I'm currently using RunPod to serve AI models, but their serverless option has been too unreliable for my production needs. I know AWS doesn't provide serverless GPU computing out of the box, so I'm wondering if I can set up a solution where a Lambda function triggers an EC2 or Spot instance to run a FastAPI server for inference, then automatically shuts down the instance after I get the response. I need this to work for multiple users at the same time. My plan is to use Boto3 for this setup. Is this a workable solution, or is there a better approach I should consider?
4 Answers
I've had customers ask for a RunPod-like experience on AWS, but without always-on servers, it’s tough. GPU availability is a huge concern; you can't guarantee on-demand. Spot instances make it trickier. To improve speed, consider a pub-sub architecture where the front-end posts a message, and a worker processes it and sends back the results. I’ve been using EKS with HPA and Karpenter for similar tasks. The HPA triggers workers based on queue metrics, and Karpenter scales based on what's available. This might help you avoid capacity issues.
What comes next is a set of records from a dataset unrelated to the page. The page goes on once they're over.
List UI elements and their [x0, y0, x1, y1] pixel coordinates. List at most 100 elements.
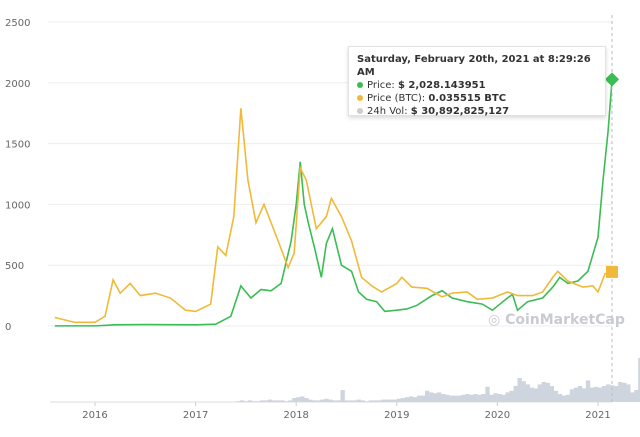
volume-bar: [489, 394, 494, 402]
volume-bar: [614, 386, 619, 402]
volume-bar: [396, 398, 402, 402]
price-dot-icon: [357, 82, 363, 88]
volume-bar: [388, 399, 394, 402]
volume-bar: [513, 386, 518, 402]
volume-bar: [296, 397, 301, 402]
volume-bar: [469, 394, 474, 402]
volume-bar: [553, 390, 559, 402]
y-tick-label: 1000: [5, 200, 30, 211]
y-tick-label: 0: [5, 322, 11, 333]
volume-bar: [445, 394, 450, 402]
volume-bar: [364, 401, 369, 402]
volume-bar: [312, 400, 317, 402]
volume-bar: [276, 400, 281, 402]
volume-bar: [300, 396, 305, 402]
volume-bar: [569, 389, 575, 402]
volume-bar: [638, 358, 640, 402]
volume-bar: [461, 394, 466, 402]
volume-bar: [239, 400, 245, 402]
volume-bar: [320, 399, 325, 402]
volume-bar: [308, 399, 313, 402]
volume-bar: [348, 400, 353, 402]
volume-bar: [243, 401, 249, 402]
price-marker: [604, 72, 620, 87]
volume-bar: [545, 382, 551, 402]
volume-bar: [493, 393, 498, 402]
tooltip-row-volume: 24h Vol: $ 30,892,825,127: [357, 105, 597, 118]
volume-bar: [598, 387, 603, 402]
volume-dot-icon: [357, 108, 363, 114]
y-tick-label: 500: [5, 261, 24, 272]
volume-bar: [392, 399, 398, 402]
volume-bar: [332, 400, 337, 402]
volume-bar: [292, 398, 297, 402]
x-tick-label: 2019: [384, 410, 409, 421]
y-tick-label: 1500: [5, 140, 30, 151]
volume-bar: [324, 398, 329, 402]
volume-bar: [557, 394, 563, 402]
volume-bar: [424, 390, 430, 402]
volume-bar: [577, 386, 583, 402]
volume-bar: [284, 401, 289, 402]
volume-bar: [517, 378, 522, 402]
volume-bar: [404, 397, 410, 402]
tooltip-row-price-btc: Price (BTC): 0.035515 BTC: [357, 92, 597, 105]
volume-bar: [537, 384, 542, 402]
volume-bar: [481, 394, 486, 402]
volume-bar: [549, 386, 555, 402]
volume-bar: [437, 392, 442, 402]
x-tick-label: 2021: [585, 410, 610, 421]
volume-bar: [457, 395, 462, 402]
volume-bar: [473, 394, 478, 402]
volume-bar: [376, 400, 382, 402]
x-tick-label: 2016: [82, 410, 107, 421]
volume-bar: [412, 397, 418, 402]
y-tick-label: 2500: [5, 18, 30, 29]
volume-bar: [380, 399, 386, 402]
volume-bar: [630, 392, 635, 402]
volume-bar: [384, 399, 390, 402]
watermark-logo: ◎ CoinMarketCap: [488, 312, 625, 328]
volume-bar: [360, 400, 365, 402]
volume-bar: [501, 394, 506, 402]
volume-bar: [529, 387, 534, 402]
price-btc-dot-icon: [357, 95, 363, 101]
price-btc-marker: [606, 265, 618, 278]
volume-bar: [368, 400, 373, 402]
volume-bar: [372, 400, 377, 402]
volume-bar: [541, 382, 546, 402]
volume-bar: [441, 394, 446, 402]
volume-bar: [593, 386, 599, 402]
volume-bar: [272, 400, 277, 402]
y-tick-label: 2000: [5, 79, 30, 90]
volume-bar: [400, 398, 406, 402]
volume-bar: [336, 400, 341, 402]
volume-bar: [268, 399, 273, 402]
volume-bar: [259, 400, 265, 402]
volume-bar: [589, 387, 595, 402]
volume-bar: [235, 401, 241, 402]
volume-bar: [533, 388, 538, 402]
volume-bar: [280, 400, 285, 402]
volume-bar: [247, 400, 253, 402]
volume-bar: [356, 399, 361, 402]
volume-bar: [565, 394, 571, 402]
volume-bar: [251, 401, 257, 402]
volume-bar: [433, 393, 438, 402]
volume-bar: [465, 394, 470, 402]
volume-bar: [581, 388, 587, 402]
volume-bar: [255, 401, 261, 402]
volume-bar: [340, 390, 345, 402]
volume-bar: [304, 398, 309, 402]
volume-bar: [420, 395, 426, 402]
volume-bar: [477, 394, 482, 402]
volume-bar: [525, 384, 530, 402]
volume-bar: [428, 392, 434, 402]
volume-bar: [561, 395, 567, 402]
volume-bar: [618, 382, 623, 402]
tooltip: Saturday, February 20th, 2021 at 8:29:26…: [348, 46, 606, 118]
volume-bar: [328, 399, 333, 402]
volume-bar: [264, 400, 269, 402]
volume-bar: [352, 400, 357, 402]
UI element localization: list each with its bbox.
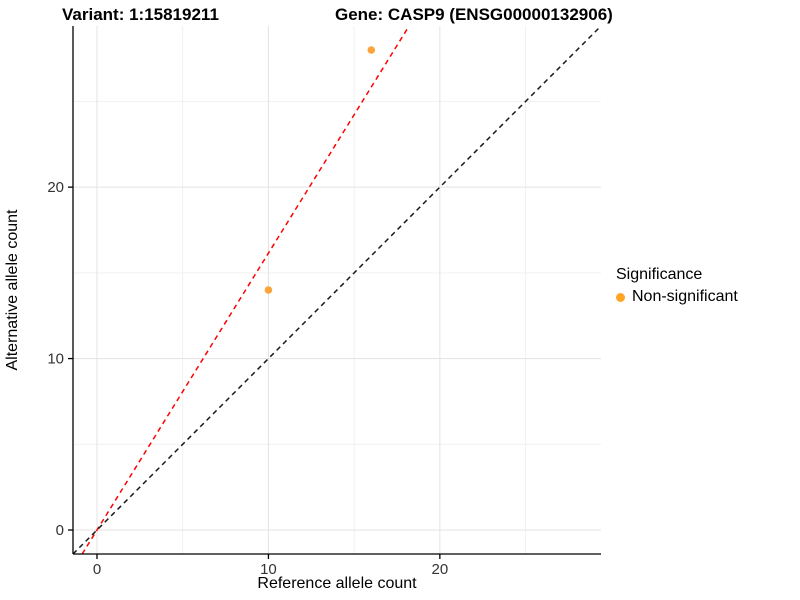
- ratio-line: [81, 25, 410, 555]
- y-tick-label: 0: [56, 522, 64, 539]
- y-axis-title: Alternative allele count: [4, 209, 21, 371]
- identity-line: [72, 25, 602, 555]
- x-axis-title: Reference allele count: [257, 575, 417, 592]
- legend-item-label: Non-significant: [632, 288, 738, 305]
- y-tick-label: 20: [47, 179, 64, 196]
- legend-item-non-significant: Non-significant: [616, 288, 738, 306]
- legend-point-icon: [616, 292, 625, 302]
- y-tick-label: 10: [47, 351, 64, 368]
- x-tick-label: 10: [260, 561, 277, 578]
- plot-title-gene: Gene: CASP9 (ENSG00000132906): [335, 5, 613, 24]
- plot-title-variant: Variant: 1:15819211: [62, 5, 219, 24]
- legend: Significance Non-significant: [616, 266, 738, 306]
- data-point: [367, 46, 376, 54]
- data-point: [264, 286, 273, 294]
- legend-title: Significance: [616, 266, 703, 283]
- x-tick-label: 0: [93, 561, 101, 578]
- x-tick-label: 20: [432, 561, 449, 578]
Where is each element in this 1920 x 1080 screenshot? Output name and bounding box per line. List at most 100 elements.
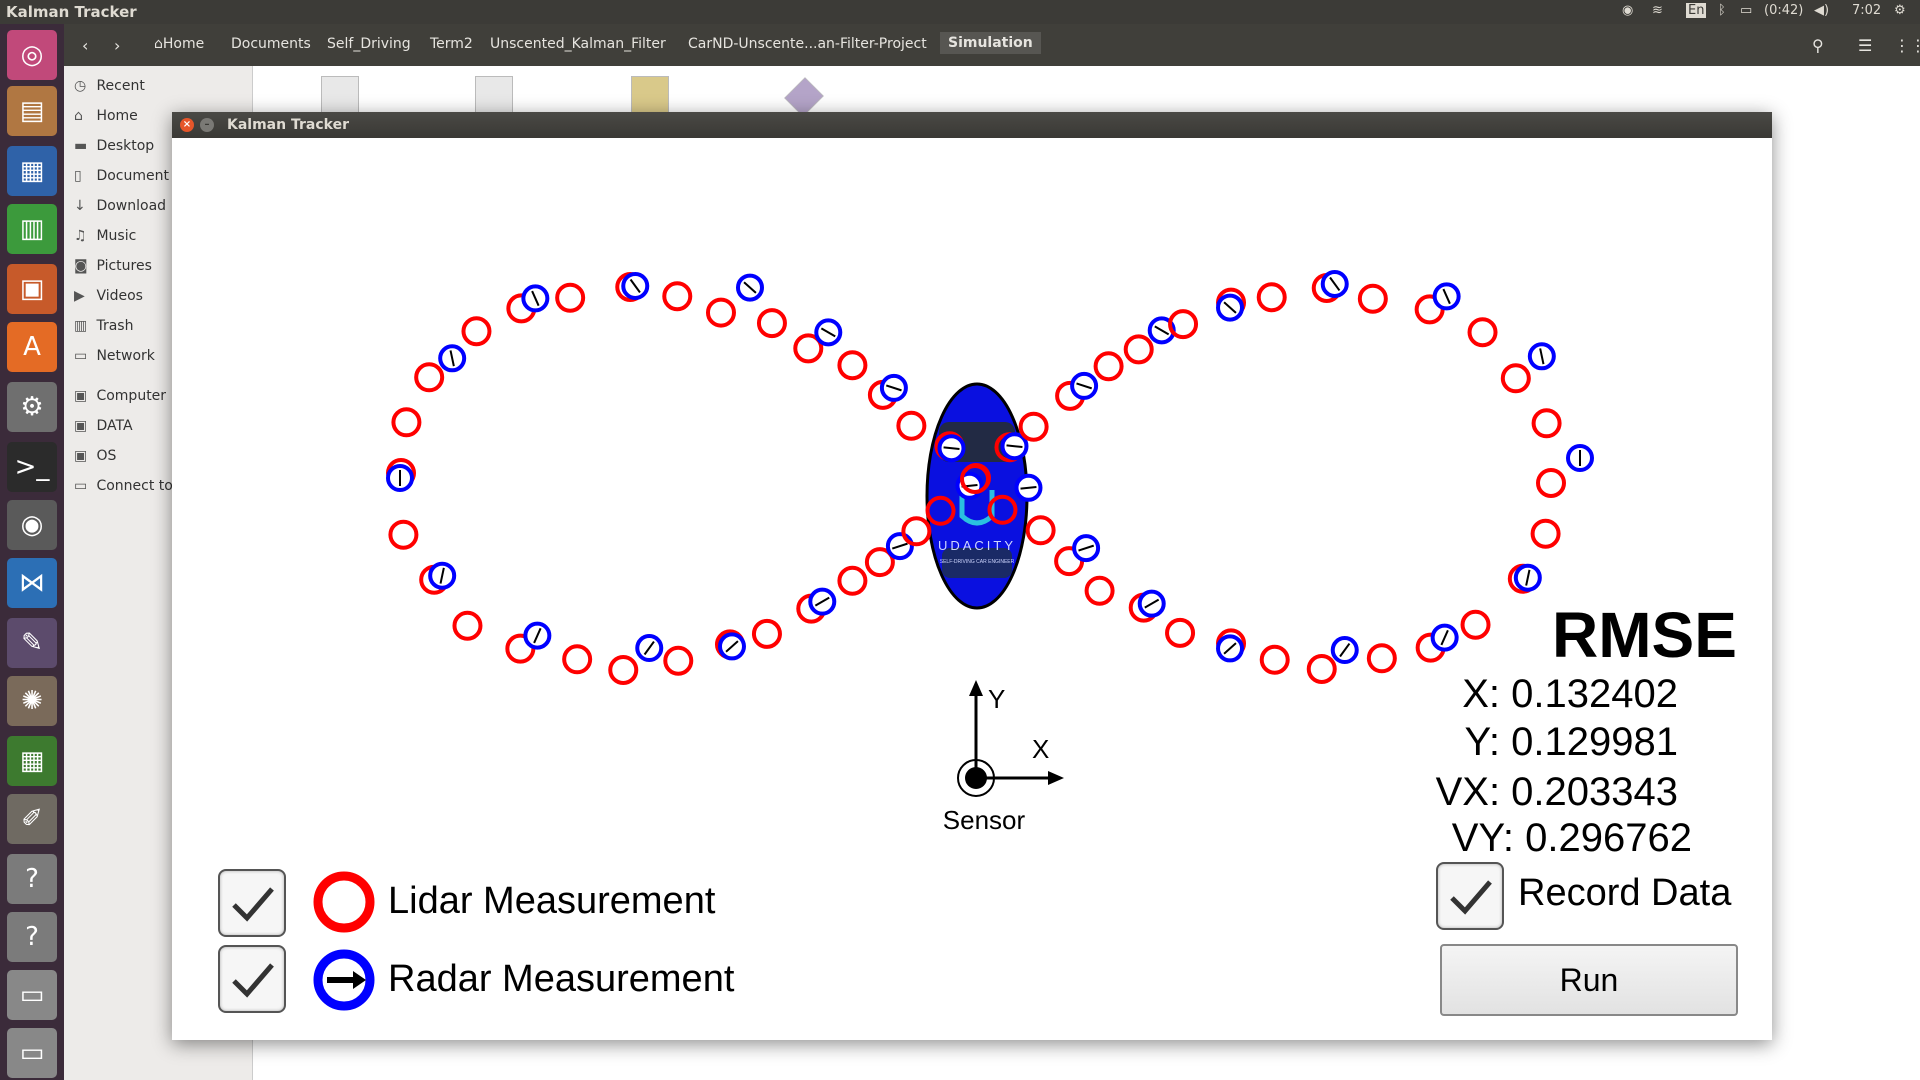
breadcrumb-home[interactable]: ⌂Home [154,36,205,52]
inkscape-icon[interactable]: ✎ [7,618,57,668]
sidebar-item-documents[interactable]: ▯ Document [74,168,169,184]
unknown-app-icon-1[interactable]: ? [7,854,57,904]
breadcrumb-term2[interactable]: Term2 [430,36,473,52]
radar-checkbox[interactable] [218,945,286,1013]
terminal-icon[interactable]: >_ [7,442,57,492]
lidar-marker [391,407,422,438]
sidebar-item-computer[interactable]: ▣ Computer [74,388,167,404]
list-view-icon[interactable]: ☰ [1858,36,1873,55]
lidar-marker [1467,317,1498,348]
wifi-icon[interactable]: ≋ [1652,3,1663,18]
lidar-marker [1259,644,1290,675]
car-brand: UDACITY [938,538,1016,553]
drive-icon: ▣ [74,448,88,464]
camera-icon: ◙ [74,258,88,274]
unknown-app-icon-2[interactable]: ? [7,912,57,962]
lidar-marker [1366,643,1397,674]
x-axis-label: X [1032,734,1049,764]
music-icon: ♫ [74,228,87,244]
breadcrumb-ukf[interactable]: Unscented_Kalman_Filter [490,36,666,52]
clock-icon: ◷ [74,78,87,94]
trash-icon[interactable]: ▭ [7,1028,57,1078]
ubuntu-dash-icon[interactable]: ◎ [7,30,57,80]
bluetooth-icon[interactable]: ᛒ [1718,3,1726,18]
lidar-marker [1256,282,1287,313]
sidebar-item-home[interactable]: ⌂ Home [74,108,138,124]
breadcrumb-self-driving[interactable]: Self_Driving [327,36,411,52]
volume-icon[interactable]: ◀) [1814,3,1830,18]
lidar-marker [987,494,1018,525]
lidar-marker [1025,515,1056,546]
radar-direction-arrow [531,290,540,307]
radar-direction-arrow [1339,642,1351,658]
file-icon[interactable] [321,76,359,118]
rmse-title: RMSE [1552,599,1737,671]
sidebar-item-os[interactable]: ▣ OS [74,448,117,464]
drive-icon[interactable]: ▭ [7,970,57,1020]
lidar-checkbox[interactable] [218,869,286,937]
close-icon[interactable]: × [180,118,194,132]
battery-time[interactable]: (0:42) [1764,3,1804,18]
sidebar-item-desktop[interactable]: ▬ Desktop [74,138,155,154]
forward-icon[interactable]: › [114,36,121,55]
check-icon [232,887,274,922]
text-editor-icon[interactable]: ✐ [7,794,57,844]
writer-icon[interactable]: ▦ [7,146,57,196]
radar-direction-arrow [743,281,757,294]
drive-icon: ▣ [74,418,88,434]
breadcrumb-documents[interactable]: Documents [231,36,311,52]
lidar-marker [1018,411,1049,442]
radar-direction-arrow [1223,642,1237,655]
file-icon[interactable] [475,76,513,118]
lidar-marker [1460,609,1491,640]
chrome-icon[interactable]: ◉ [7,500,57,550]
lidar-marker [1165,617,1196,648]
impress-icon[interactable]: ▣ [7,264,57,314]
lidar-marker [1168,309,1199,340]
grid-view-icon[interactable]: ⋮⋮ [1894,36,1920,55]
workspace-switcher-icon[interactable]: ▦ [7,736,57,786]
sidebar-item-videos[interactable]: ▶ Videos [74,288,143,304]
back-icon[interactable]: ‹ [82,36,89,55]
software-center-icon[interactable]: A [7,322,57,372]
battery-icon[interactable]: ▭ [1740,3,1753,18]
vscode-icon[interactable]: ⋈ [7,558,57,608]
radar-direction-arrow [725,640,739,653]
system-settings-icon[interactable]: ⚙ [7,382,57,432]
lidar-marker [1531,408,1562,439]
rmse-x: X: 0.132402 [1462,672,1678,716]
idea-icon[interactable]: ✺ [7,676,57,726]
calc-icon[interactable]: ▥ [7,204,57,254]
keyboard-indicator[interactable]: En [1686,3,1707,18]
sidebar-item-music[interactable]: ♫ Music [74,228,137,244]
active-window-title: Kalman Tracker [6,3,137,21]
window-titlebar[interactable]: × – Kalman Tracker [172,112,1772,138]
sidebar-item-recent[interactable]: ◷ Recent [74,78,145,94]
sidebar-item-connect[interactable]: ▭ Connect to [74,478,173,494]
package-icon[interactable] [784,77,824,117]
sidebar-item-downloads[interactable]: ↓ Download [74,198,167,214]
run-button[interactable]: Run [1440,944,1738,1016]
settings-gear-icon[interactable]: ⚙ [1894,3,1906,18]
sidebar-item-pictures[interactable]: ◙ Pictures [74,258,152,274]
radar-direction-arrow [1442,288,1451,305]
location-icon[interactable]: ◉ [1622,3,1634,18]
x-axis-arrow [1048,771,1064,785]
search-icon[interactable]: ⚲ [1812,36,1824,55]
breadcrumb-simulation[interactable]: Simulation [940,32,1041,54]
radar-direction-arrow [1223,301,1237,314]
breadcrumb-project[interactable]: CarND-Unscente...an-Filter-Project [688,36,927,52]
sidebar-item-trash[interactable]: ▥ Trash [74,318,134,334]
sidebar-item-data[interactable]: ▣ DATA [74,418,133,434]
lidar-marker [663,645,694,676]
minimize-icon[interactable]: – [200,118,214,132]
sensor-axes: Y X Sensor [943,680,1064,835]
measurement-plot: UDACITY SELF-DRIVING CAR ENGINEER Y X Se… [313,269,1594,1011]
lidar-marker [1306,654,1337,685]
clock[interactable]: 7:02 [1852,3,1882,18]
record-data-checkbox[interactable] [1436,862,1504,930]
sidebar-item-network[interactable]: ▭ Network [74,348,155,364]
files-icon[interactable]: ▤ [7,86,57,136]
sensor-ring [957,759,995,797]
lidar-marker [1357,283,1388,314]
Starting an EC2 instance can take a long time, so your users might get frustrated with the wait. If they're expecting quick responses, you might want to reconsider the timing aspect.
If you’re using Spot instances, are you really going serverless? Serverless typically means not managing virtual machines. Even though you might only be handling the EC2 instances temporarily, it's still more management than a true serverless setup. But hey, it’s just semantics, right?
You could have your API server send a message to SQS, then use EventBridge to trigger ECS jobs. ECS can utilize GPUs as well, and this means you only deploy infrastructure when it's needed. Good luck with it!
Starting, executing one call, and shutting down an EC2 might not be considered full management, haha.